Nik Simpson, Storage Analyst for the Burton Group, begins a series of questions and answers about virtualization and how it relates to storage.

Q: Whats the difference between "storage virtualization" and "file virtualization"?
A: At one level pretty much everything in storage these days is virtualized to some degree. Low level standards like SCSI and RAID are forms of virtualization that abstract or hide the underlying physical attributes of disk drives from operating systems and applications. But thats not the usual meaning of virtualization as applied to storage today. In the modern sense there are really two major kinds of storage virtualization, one at the block level and one at the file level. Block-level virtualization is usually just called storage virtualization, and serves applications such as database software that need block-level access to data. The disks will typically (but not always) reside in Storage Area Network arrays (SANs). File virtualization is really something completely different.
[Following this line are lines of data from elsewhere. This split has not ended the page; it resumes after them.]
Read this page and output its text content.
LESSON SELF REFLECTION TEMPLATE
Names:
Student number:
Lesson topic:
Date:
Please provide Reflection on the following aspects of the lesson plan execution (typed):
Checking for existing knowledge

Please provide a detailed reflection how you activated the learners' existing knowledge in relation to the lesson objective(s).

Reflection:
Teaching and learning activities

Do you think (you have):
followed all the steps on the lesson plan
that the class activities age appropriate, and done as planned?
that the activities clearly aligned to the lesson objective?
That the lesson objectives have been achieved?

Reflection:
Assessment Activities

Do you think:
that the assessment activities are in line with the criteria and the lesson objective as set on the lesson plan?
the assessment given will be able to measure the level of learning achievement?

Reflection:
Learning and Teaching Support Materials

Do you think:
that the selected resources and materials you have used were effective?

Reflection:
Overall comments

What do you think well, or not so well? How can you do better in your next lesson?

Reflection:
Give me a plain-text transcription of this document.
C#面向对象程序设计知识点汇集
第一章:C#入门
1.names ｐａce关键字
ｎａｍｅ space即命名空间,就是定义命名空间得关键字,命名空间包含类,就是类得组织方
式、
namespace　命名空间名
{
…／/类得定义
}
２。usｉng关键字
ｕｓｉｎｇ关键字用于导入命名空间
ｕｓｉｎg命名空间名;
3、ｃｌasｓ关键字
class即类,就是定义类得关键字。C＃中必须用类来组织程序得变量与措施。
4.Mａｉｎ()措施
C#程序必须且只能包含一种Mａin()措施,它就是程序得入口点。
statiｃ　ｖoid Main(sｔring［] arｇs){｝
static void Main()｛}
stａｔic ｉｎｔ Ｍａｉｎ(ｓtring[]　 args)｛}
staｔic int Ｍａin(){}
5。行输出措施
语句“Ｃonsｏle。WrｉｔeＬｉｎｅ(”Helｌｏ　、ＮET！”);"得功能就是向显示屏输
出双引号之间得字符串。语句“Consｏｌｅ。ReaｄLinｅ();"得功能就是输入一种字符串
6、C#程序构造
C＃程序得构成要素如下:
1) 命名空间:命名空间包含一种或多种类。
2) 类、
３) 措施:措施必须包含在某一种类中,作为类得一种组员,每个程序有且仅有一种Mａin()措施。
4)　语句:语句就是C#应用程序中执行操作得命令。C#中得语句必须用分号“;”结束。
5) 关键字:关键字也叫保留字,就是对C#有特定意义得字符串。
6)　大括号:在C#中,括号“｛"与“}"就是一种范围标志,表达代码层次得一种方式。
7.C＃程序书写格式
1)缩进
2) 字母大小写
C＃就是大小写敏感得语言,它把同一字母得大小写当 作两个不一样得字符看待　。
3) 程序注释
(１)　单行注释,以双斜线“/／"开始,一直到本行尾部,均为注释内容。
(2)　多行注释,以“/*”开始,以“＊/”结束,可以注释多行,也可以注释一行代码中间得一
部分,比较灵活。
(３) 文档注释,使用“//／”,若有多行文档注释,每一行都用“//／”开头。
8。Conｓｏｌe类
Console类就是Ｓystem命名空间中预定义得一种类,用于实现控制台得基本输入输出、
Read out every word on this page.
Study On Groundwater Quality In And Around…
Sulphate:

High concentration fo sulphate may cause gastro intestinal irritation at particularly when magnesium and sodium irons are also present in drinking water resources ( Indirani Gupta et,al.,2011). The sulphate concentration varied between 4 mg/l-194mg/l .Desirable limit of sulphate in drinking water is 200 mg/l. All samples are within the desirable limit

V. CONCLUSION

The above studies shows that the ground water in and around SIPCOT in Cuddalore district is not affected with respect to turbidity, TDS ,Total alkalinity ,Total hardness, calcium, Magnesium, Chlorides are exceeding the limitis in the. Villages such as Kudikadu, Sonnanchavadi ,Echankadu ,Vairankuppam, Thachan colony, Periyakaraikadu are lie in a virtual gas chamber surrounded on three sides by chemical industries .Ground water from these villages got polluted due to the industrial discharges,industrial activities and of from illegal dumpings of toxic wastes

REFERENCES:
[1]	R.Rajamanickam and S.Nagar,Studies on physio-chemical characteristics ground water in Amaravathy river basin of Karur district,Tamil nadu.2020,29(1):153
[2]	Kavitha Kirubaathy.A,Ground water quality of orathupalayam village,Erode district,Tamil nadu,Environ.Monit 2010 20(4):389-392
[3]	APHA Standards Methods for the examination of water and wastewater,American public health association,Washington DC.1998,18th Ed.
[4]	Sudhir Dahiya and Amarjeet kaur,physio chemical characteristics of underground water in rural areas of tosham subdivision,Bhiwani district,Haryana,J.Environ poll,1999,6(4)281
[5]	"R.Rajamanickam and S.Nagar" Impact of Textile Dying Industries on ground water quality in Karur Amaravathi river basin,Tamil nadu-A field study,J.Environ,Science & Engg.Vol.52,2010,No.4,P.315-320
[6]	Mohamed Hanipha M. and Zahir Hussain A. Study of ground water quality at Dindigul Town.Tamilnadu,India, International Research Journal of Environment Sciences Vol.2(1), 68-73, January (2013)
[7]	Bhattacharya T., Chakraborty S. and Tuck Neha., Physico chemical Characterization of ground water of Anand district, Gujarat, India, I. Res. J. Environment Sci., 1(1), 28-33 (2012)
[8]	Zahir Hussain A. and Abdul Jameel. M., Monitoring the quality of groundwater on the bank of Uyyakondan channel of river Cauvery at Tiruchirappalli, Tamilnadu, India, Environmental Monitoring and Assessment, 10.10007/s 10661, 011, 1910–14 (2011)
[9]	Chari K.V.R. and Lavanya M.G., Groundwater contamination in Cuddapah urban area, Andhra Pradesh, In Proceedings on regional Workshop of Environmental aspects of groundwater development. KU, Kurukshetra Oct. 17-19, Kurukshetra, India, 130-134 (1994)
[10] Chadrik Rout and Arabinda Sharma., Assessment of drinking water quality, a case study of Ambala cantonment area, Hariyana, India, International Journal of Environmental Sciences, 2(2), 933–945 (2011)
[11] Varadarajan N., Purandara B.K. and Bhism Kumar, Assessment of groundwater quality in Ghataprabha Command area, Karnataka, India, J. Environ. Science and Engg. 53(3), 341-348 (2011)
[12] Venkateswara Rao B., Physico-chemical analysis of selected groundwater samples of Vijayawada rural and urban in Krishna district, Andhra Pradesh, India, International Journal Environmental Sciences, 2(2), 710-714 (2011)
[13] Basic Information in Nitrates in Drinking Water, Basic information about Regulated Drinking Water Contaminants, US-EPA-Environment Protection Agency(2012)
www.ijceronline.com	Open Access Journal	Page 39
It serves applications that need to access data in the form of entire files rather than block-by-block, these files will typically reside in file systems located on Network Attached Storage (NAS) devices.

Q: Why is block-level storage virtualization needed?
A: The need for this kind of virtualization arose because SAN users found that a lot of important storage management services were restricted to the disks in a particular array and couldnt be expanded beyond that. Once you filled up all the disks in that array, you had to get another array, and that meant a new thing to manage. If the new array was from a different vendor, you ran into the fact that each vendor has a closed architecture. You cant manage them from the same console, its hard to replicate data between them, and so forth. Storage virtualization tries to remedy these problems by moving key management functions off the storage arrays internal controller out into the network. Once you have done this it no longer matters what the maximum capacity of a given array is or what type of array is your replication target. You can just manage a bunch of discrete physical arrays as if they were one big virtual array. The first vendors to try this approach were companies like DataCore and FalconStor starting in the late 90s or early 2000s, but today plenty of vendors offer it.